Çünkü bu karmaşık denklem içinde boy ölçüşülmeyecek kadar göçlü veya boyundan daha büyük marifetlere sahip aktörleri hesaba katmadan yapılan dalışlar bazen vurgun yemeye, bazen de sert kayalara denk gelerek ciddi yaralanmalara yol açabileceğini hatırdan çıkarmamak gerekir.

Türkiye yi yönetenlerin orta doğu politikası biraz bu gerçeğe uygun düştüğü inancındayım. Bu noktada ciddi basiret körelmesi yaşandığı kanaatindeyim. “Arap baharı” olarak tanımlanan ancak Tüm Ortadoğu halkları için bir felakete dönüşen gelişmeler baktığımızda Türkiye’nin bütün girişimleri, beklentilerini karşılamaktan uzak umut edilenin yerine hayal kırıklığıyla sonuçlanmıştır.

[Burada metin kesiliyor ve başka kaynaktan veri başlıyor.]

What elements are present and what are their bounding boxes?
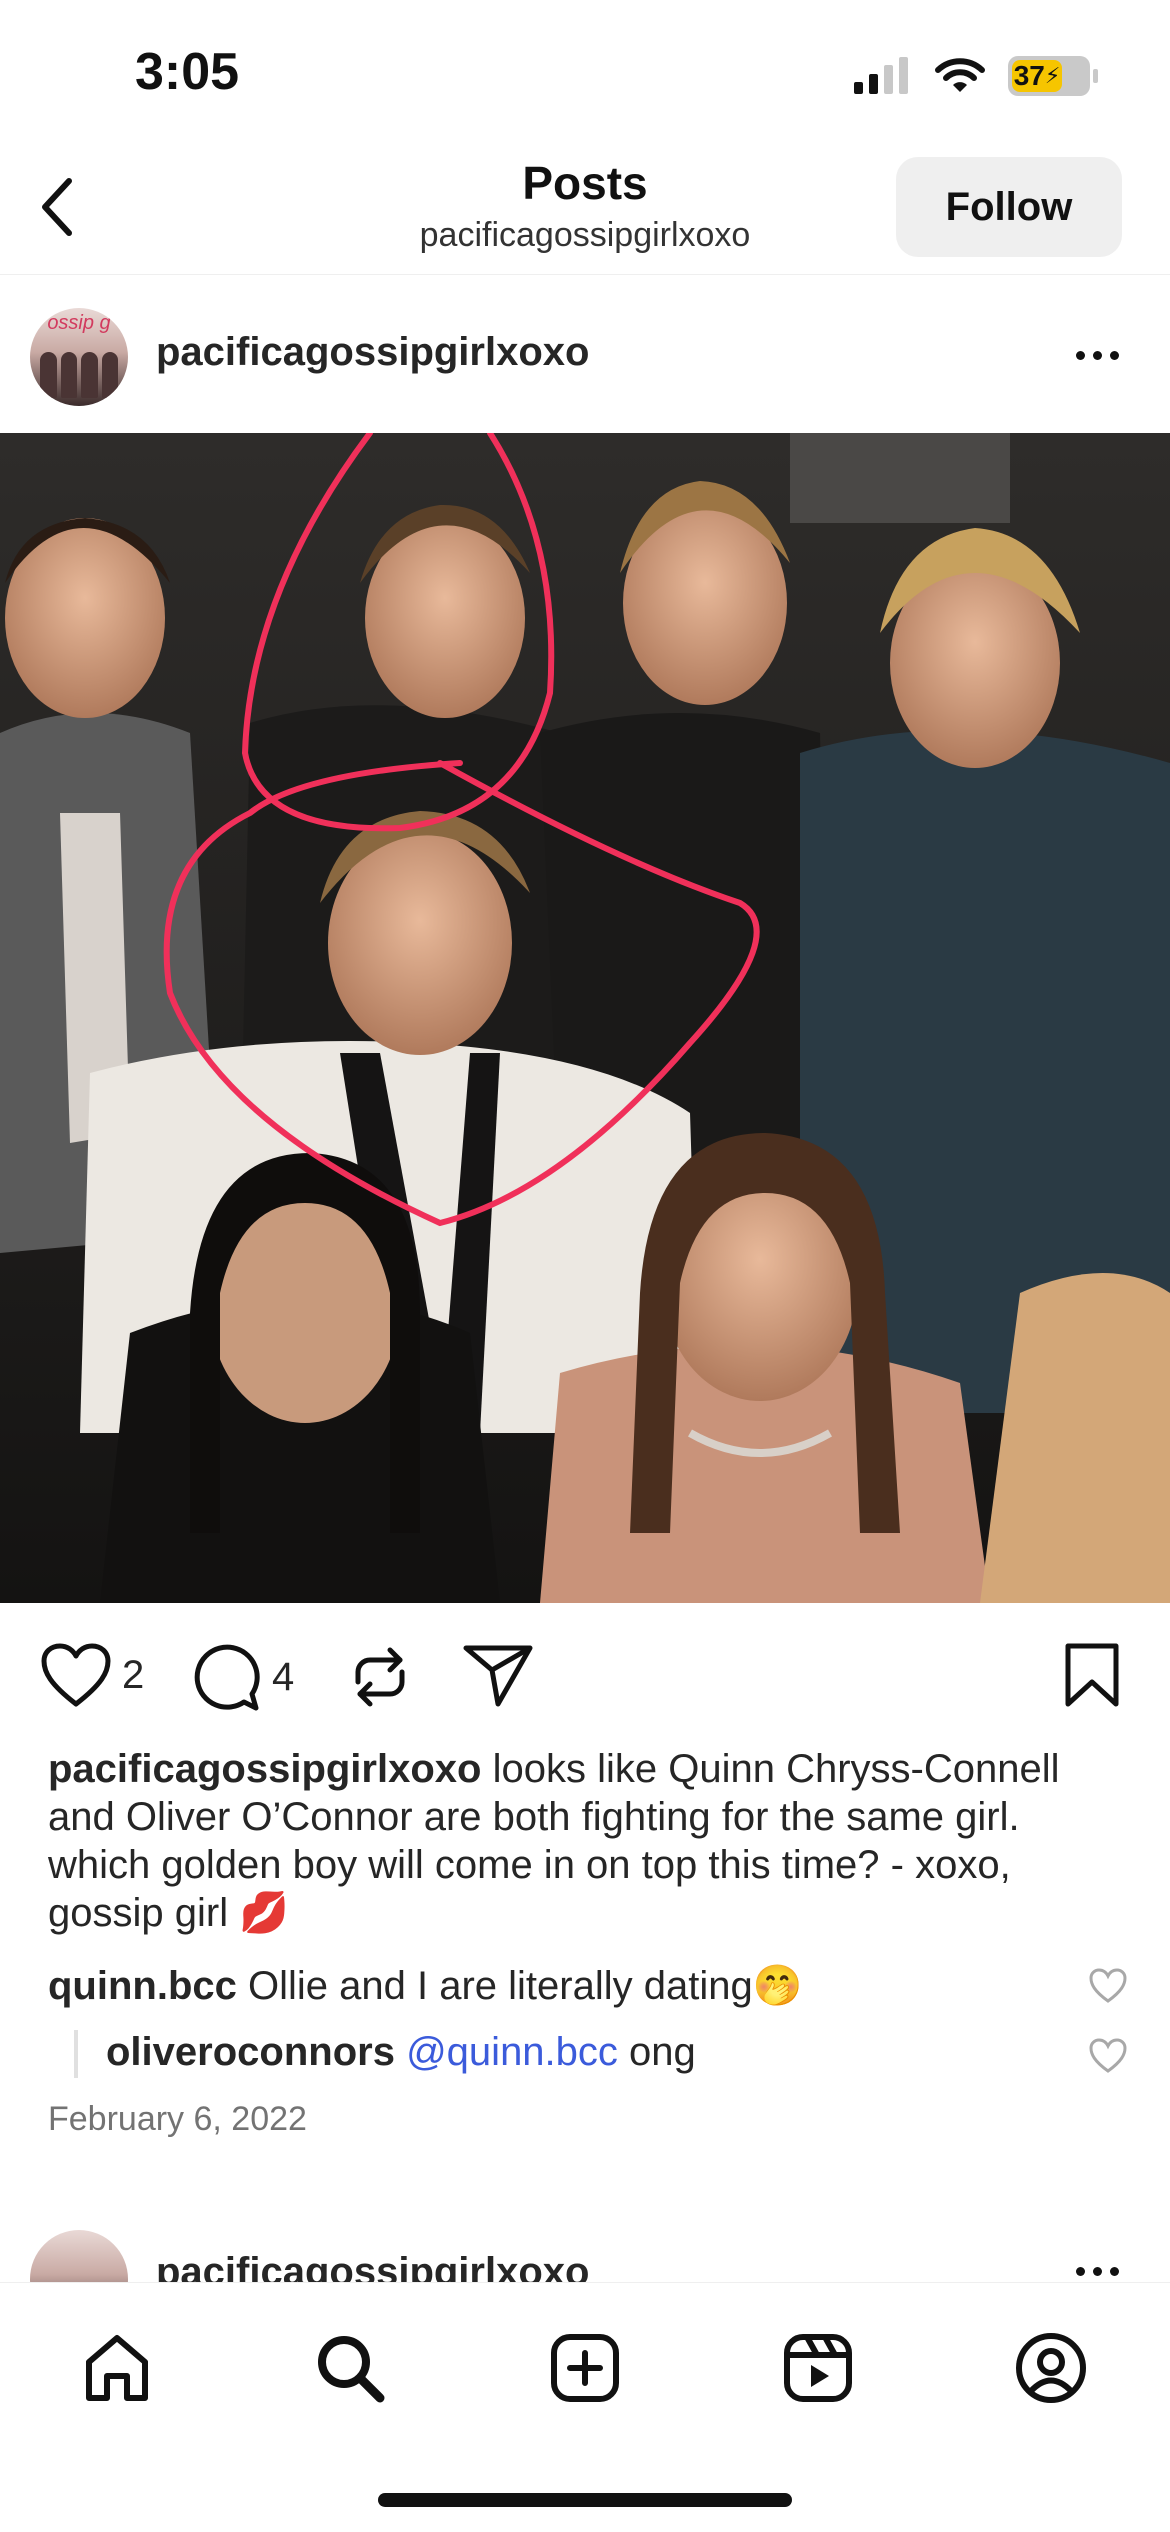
- post-header: ossip g pacificagossipgirlxoxo: [0, 290, 1170, 420]
- like-button[interactable]: 2: [40, 1642, 144, 1708]
- comment-count: 4: [272, 1654, 295, 1699]
- status-bar: 3:05 37 ⚡: [0, 0, 1170, 150]
- group-photo: [0, 433, 1170, 1603]
- share-button[interactable]: [462, 1642, 534, 1708]
- more-options-button[interactable]: [1062, 2246, 1132, 2282]
- post-username[interactable]: pacificagossipgirlxoxo: [156, 330, 589, 375]
- repost-button[interactable]: [348, 1642, 412, 1712]
- create-icon: [551, 2334, 619, 2402]
- save-button[interactable]: [1064, 1642, 1120, 1708]
- home-icon: [86, 2335, 148, 2401]
- repost-icon: [355, 1647, 405, 1707]
- more-icon: [1075, 350, 1085, 360]
- bottom-tab-bar: [0, 2282, 1170, 2532]
- avatar-logo-text: ossip g: [47, 312, 111, 334]
- more-options-button[interactable]: [1062, 330, 1132, 380]
- bookmark-icon: [1065, 1643, 1119, 1707]
- comment-button[interactable]: 4: [192, 1642, 294, 1712]
- reels-icon: [784, 2334, 852, 2402]
- like-count: 2: [122, 1652, 145, 1697]
- next-post-header: pacificagossipgirlxoxo: [0, 2222, 1170, 2282]
- comment-username[interactable]: quinn.bcc: [48, 1964, 237, 2008]
- post-photo[interactable]: [0, 433, 1170, 1603]
- home-indicator: [378, 2493, 792, 2507]
- reply-mention[interactable]: @quinn.bcc: [406, 2030, 618, 2074]
- battery-icon: 37 ⚡: [1008, 56, 1098, 96]
- post-username[interactable]: pacificagossipgirlxoxo: [156, 2250, 589, 2282]
- follow-button[interactable]: Follow: [896, 157, 1122, 257]
- comment-like-icon[interactable]: [1088, 1966, 1128, 2006]
- status-time: 3:05: [135, 43, 240, 101]
- comment-item: quinn.bcc Ollie and I are literally dati…: [48, 1962, 1048, 2009]
- reply-item: oliveroconnors @quinn.bcc ong: [74, 2030, 696, 2078]
- comment-text: Ollie and I are literally dating🤭: [248, 1964, 803, 2008]
- tab-reels[interactable]: [773, 2323, 863, 2413]
- comment-icon: [194, 1644, 260, 1711]
- tab-home[interactable]: [72, 2323, 162, 2413]
- post-actions: 2 4: [0, 1628, 1170, 1724]
- profile-icon: [1016, 2333, 1086, 2403]
- cellular-signal-icon: [854, 57, 908, 94]
- heart-icon: [41, 1643, 111, 1707]
- post-date: February 6, 2022: [48, 2100, 307, 2138]
- tab-create[interactable]: [540, 2323, 630, 2413]
- wifi-icon: [935, 58, 985, 92]
- post-caption: pacificagossipgirlxoxo looks like Quinn …: [48, 1745, 1108, 1937]
- reply-username[interactable]: oliveroconnors: [106, 2030, 395, 2074]
- send-icon: [463, 1645, 533, 1707]
- battery-level: 37 ⚡: [1012, 60, 1062, 92]
- status-icons: 37 ⚡: [852, 56, 1098, 96]
- tab-profile[interactable]: [1006, 2323, 1096, 2413]
- more-icon: [1075, 2266, 1085, 2276]
- reply-like-icon[interactable]: [1088, 2036, 1128, 2076]
- tab-search[interactable]: [305, 2323, 395, 2413]
- posts-header: Posts pacificagossipgirlxoxo Follow: [0, 150, 1170, 275]
- search-icon: [318, 2336, 385, 2403]
- reply-text: ong: [629, 2030, 696, 2074]
- avatar[interactable]: [30, 2230, 128, 2282]
- avatar[interactable]: ossip g: [30, 308, 128, 406]
- caption-username[interactable]: pacificagossipgirlxoxo: [48, 1747, 481, 1791]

Türkiye’nin Mısır, Libya ,Suriye politikası beklentilerin tersine sonuçlandığı gibi, şimdi Kobani politikası da  büyük ihtimalle böyle sonuçlanacağı gibi  görülüyor. Çünkü Türkiye bütünlüklü olarak Ortadoğu politikasını Kürt Fobisi üzerine oturtarak yürütme refleksini esas almakta, enerjisini doğrudan ya da dolaylı olarak bu şekilde harcamakta ve böylesi bir tutum izlemektedir.

Kobani’nin otuz beş gündür İŞİD tarafından neredeyse dört taraftan kuşatılmış olması ölümcül bir saldırıya maruz kalması, yüzlerce insansın öldürülmesi on binlerce insanın yerini yurdunu terk ederek sınırlarımız dâhilinde sefil bir yaşama mahkûm edilmesi karşısındaki Türkiye’nin, gerek uluslar arası koalisyonun gerekse tüm insani çevrelerin taleplerine rağmen İnsani bir koridorun açılmasıyla ilgili yumuşamayan tutumu ve bu tutumun Kürt halkında yarattığı ciddi güvensizlik ve burukluğun yol açtığı isyan dalgası ciddi bir kırılmaya yol açtığını söylemek mümkün.

Türkiye İç barışını da riske ederek müsaade etmediği koridorun, ABD hava kuvvetleri tarafından alternatif bir şekilde de fakto olarak havadan açılması ardından “ Bizde Peşmergeye yol açtık” açıklaması vaziyeti ne ölçüde rahatlatır bilmem ancak mevcut durum dahi Cumhur Başkanının Kürtler ve YPG ile ilgili üslubunu yumuşatma yerine daha da sertleştirmiştir. Amerika Birleşik Devletleri, Kobani’ de IŞİD e karşı savaşan Kürt Güçlere yaptığı silah yardımını ahlaki sorumluluğun bir gereği olduğunu, Dışişleri Bakanı John Kerry IŞİD e karşı savaşan Kürtlere yardım etmemek sorumsuzluk olurdu demesi Kobani kuşatmasını farklı bir aşamaya getirmiş bulunmaktadır. Şimdi Türkiye’yi yöneten aklın bu fiili durum karşısında nasıl bir tutum alacağını herkes gibi gerçekten bende merak ediyorum.